Real-World Workflow Examples - Four practical scenarios: refactoring legacy code, building a new feature from scratch, debugging with AI assistance, and documentation generation
Start with Cursor’s Cmd+K inline edit. Select a monolithic function and prompt: “Split this into smaller functions following single responsibility principle.” Cursor analyzes dependencies and suggests refactored code with proper error handling. Always review suggested changes—AI may miss business logic nuances in legacy systems.
# Before: 200-line function
# After AI refactoring with Cmd+K
def process_user_data(user_id):
user = fetch_user(user_id)
validate_permissions(user)
return transform_output(user)
Building Features from Scratch
Use Cursor Composer (Cmd+Shift+I) for multi-file features. Prompt: “Create a REST API endpoint for user authentication with JWT tokens, including tests.” Cursor generates the FastAPI route, Pydantic models, and pytest fixtures across multiple files simultaneously.

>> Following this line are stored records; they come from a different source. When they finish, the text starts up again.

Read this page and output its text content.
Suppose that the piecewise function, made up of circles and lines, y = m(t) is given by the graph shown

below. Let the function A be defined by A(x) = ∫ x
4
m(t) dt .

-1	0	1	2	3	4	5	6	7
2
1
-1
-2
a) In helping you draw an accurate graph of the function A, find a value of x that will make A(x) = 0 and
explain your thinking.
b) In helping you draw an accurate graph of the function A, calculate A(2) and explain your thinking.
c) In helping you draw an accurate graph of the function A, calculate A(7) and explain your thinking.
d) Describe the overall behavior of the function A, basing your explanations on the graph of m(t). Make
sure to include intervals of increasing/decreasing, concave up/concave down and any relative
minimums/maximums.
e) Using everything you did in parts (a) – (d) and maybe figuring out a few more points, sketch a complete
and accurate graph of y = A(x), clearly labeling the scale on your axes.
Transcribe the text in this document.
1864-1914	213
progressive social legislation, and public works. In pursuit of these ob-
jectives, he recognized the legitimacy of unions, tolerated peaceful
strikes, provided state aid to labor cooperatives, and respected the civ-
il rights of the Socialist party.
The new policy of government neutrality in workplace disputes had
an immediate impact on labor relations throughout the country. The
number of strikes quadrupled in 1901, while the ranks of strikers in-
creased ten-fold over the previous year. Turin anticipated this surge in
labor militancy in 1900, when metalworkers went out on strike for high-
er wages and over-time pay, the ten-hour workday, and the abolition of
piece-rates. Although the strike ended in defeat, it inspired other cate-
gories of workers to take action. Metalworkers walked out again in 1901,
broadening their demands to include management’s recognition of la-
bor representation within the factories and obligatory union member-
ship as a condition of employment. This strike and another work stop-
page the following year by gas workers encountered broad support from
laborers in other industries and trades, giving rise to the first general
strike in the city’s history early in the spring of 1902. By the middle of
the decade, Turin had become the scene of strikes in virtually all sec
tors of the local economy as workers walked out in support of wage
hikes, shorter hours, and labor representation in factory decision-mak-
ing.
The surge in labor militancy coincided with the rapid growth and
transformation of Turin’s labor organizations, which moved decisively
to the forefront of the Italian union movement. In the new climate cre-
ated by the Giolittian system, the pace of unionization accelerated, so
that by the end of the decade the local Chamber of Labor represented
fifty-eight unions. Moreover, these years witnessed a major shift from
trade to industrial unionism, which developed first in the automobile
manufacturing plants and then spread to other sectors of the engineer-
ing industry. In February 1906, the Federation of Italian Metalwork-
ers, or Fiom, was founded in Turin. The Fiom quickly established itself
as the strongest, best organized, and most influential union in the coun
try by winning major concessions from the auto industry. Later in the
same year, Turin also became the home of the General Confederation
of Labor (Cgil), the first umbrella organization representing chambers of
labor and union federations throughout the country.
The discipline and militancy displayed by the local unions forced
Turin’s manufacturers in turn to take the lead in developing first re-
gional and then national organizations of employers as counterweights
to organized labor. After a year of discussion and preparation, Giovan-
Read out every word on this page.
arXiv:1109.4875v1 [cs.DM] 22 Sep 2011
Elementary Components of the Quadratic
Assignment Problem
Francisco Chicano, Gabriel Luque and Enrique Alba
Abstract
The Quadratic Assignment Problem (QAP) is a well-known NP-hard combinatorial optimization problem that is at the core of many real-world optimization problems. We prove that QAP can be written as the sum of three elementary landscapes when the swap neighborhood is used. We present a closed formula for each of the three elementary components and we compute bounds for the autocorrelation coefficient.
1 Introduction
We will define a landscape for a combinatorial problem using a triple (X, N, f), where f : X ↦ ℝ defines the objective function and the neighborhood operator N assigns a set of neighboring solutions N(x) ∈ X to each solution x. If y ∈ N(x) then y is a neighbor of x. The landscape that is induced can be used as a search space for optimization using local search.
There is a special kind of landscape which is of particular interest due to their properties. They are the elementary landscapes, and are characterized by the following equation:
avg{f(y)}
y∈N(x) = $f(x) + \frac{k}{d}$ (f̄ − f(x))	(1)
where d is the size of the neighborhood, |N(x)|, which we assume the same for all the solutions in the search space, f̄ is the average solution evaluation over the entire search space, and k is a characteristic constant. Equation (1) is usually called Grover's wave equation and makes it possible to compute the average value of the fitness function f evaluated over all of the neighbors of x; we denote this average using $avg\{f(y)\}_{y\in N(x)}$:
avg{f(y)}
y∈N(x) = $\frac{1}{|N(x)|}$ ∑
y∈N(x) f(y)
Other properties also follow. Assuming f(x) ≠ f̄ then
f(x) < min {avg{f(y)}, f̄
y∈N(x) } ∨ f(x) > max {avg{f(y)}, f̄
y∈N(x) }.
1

# Cursor creates these files automatically
api/routes/auth.py
models/user.py
tests/test_auth.py
Caution: Always validate generated Dockerfile commands and deployment scripts before running in production environments.
Debugging with AI Assistance
Highlight error stack traces and use Cmd+L chat: “Explain this TypeError and suggest fixes.” Cursor references your codebase context to identify root causes. For Prometheus alerting issues, paste the alert configuration and ask: “Why isn’t this firing?” AI analyzes thresholds and query syntax.
# AI helps debug PromQL queries
- alert: HighMemoryUsage
expr: node_memory_usage > 0.9 # AI catches missing time window
Documentation Generation
Select functions and prompt: “Generate docstrings with type hints and examples.” For infrastructure code, ask: “Document this Terraform module with usage examples and variable descriptions.” Cursor maintains consistency across your documentation style.
Warning: AI-generated Ansible playbooks or Terraform configurations should be tested in staging environments first. Verify all resource names, regions, and permissions before applying to production infrastructure.